Pierre Cormary - J'ai un problème avec le vivant, m'avais-tu dit un jour non sans raison.
Anne Putiphar - Tu as un problème avec tout !
Pierre Cormary - Bizarrement, j'ai moins peur du Père que du Fils. Parce que le Père, bon, il en a vu d'autres. Il connaît son petit monde. Alors que le Fils ne connaît que toi. Et il est allé sur la croix pour toi. Et il est vivant, alors que tu as toujours été à moitié mort.
Joan Roméo - "Alors que le Fils ne connaît que toi". Pierre, ce n'est pas qu'une simple phrase, elle brise le coeur et le recolle.

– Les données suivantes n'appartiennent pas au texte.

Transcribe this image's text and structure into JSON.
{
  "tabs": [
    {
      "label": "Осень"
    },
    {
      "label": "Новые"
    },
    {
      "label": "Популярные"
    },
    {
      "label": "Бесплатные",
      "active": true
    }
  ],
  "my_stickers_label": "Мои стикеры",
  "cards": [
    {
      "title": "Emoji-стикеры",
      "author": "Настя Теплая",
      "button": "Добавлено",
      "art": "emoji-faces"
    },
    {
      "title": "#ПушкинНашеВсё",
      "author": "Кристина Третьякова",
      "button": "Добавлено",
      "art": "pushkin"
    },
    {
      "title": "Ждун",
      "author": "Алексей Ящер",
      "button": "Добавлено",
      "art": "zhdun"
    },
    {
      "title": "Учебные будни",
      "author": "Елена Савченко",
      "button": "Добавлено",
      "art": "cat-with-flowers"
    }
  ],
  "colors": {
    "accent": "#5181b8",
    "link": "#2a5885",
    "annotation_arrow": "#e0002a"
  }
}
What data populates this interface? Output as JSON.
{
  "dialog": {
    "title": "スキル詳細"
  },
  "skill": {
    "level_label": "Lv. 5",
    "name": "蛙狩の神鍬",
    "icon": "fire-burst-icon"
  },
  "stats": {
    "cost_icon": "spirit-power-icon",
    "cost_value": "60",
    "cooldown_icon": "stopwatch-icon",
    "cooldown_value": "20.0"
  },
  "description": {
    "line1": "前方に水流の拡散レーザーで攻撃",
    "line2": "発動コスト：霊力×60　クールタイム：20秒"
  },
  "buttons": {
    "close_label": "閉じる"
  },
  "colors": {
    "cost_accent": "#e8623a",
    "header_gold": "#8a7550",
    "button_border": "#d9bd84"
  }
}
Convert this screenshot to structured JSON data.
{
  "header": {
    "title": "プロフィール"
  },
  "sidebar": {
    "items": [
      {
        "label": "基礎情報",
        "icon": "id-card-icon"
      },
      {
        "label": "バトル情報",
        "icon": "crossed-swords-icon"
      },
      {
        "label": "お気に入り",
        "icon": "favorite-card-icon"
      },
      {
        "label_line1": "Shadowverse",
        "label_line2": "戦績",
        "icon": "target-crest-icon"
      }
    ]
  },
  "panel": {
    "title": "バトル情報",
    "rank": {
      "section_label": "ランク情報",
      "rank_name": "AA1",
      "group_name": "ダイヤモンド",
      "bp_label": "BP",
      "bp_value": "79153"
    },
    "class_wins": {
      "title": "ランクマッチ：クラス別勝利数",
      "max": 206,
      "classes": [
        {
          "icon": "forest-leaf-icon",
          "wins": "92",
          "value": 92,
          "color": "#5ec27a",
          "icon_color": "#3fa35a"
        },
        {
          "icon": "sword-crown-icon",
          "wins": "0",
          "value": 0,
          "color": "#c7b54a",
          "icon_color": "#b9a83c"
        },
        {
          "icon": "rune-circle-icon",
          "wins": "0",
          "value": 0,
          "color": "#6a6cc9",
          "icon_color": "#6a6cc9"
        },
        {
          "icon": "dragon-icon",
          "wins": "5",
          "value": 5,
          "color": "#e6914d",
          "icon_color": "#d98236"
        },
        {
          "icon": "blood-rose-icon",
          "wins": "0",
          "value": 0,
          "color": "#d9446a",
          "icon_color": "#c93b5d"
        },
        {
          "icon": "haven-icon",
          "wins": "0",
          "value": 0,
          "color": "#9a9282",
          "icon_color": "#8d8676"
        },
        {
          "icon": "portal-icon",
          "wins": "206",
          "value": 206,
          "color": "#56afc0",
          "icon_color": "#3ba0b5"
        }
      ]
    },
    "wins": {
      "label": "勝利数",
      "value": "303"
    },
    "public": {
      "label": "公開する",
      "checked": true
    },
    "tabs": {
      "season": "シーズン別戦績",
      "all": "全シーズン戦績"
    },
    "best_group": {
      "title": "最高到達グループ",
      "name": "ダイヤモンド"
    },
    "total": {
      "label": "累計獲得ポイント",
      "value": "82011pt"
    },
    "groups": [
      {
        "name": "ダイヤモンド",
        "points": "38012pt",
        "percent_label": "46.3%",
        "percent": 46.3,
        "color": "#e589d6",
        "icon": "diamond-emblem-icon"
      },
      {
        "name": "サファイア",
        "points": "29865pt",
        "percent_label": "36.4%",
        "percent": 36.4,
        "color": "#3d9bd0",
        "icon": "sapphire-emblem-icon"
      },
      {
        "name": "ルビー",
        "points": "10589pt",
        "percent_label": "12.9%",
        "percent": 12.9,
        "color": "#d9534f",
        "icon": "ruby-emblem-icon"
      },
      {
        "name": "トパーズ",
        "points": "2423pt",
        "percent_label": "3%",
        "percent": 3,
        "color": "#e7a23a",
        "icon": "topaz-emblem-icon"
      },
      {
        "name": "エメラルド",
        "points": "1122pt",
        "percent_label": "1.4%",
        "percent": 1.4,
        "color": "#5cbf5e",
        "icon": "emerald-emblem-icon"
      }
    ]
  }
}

(Facebook janvier 2016, extrait.)
Commentaires
J'ai lu avec "joie" tous vos articles inspirés par la fréquentation de Kierkegaard et Chestov; ils m'ont apporté une certaine "lumière" ,non exempte d'une bienfaisante obscurité ;c'est pourquoi j'ai tenu à vous en remercier.
Meri beaucoup Horus. J'ai en effet beaucoup investi dans ces textes. Kierkegaard me nourrit depuis toujours et j'ai tenté ici, via le divin Chestov, de lui rendre grâce. Pour bcp de gens, il me semble qu'il reste incompréhensible. Visiblement pas à vous. Encore merci.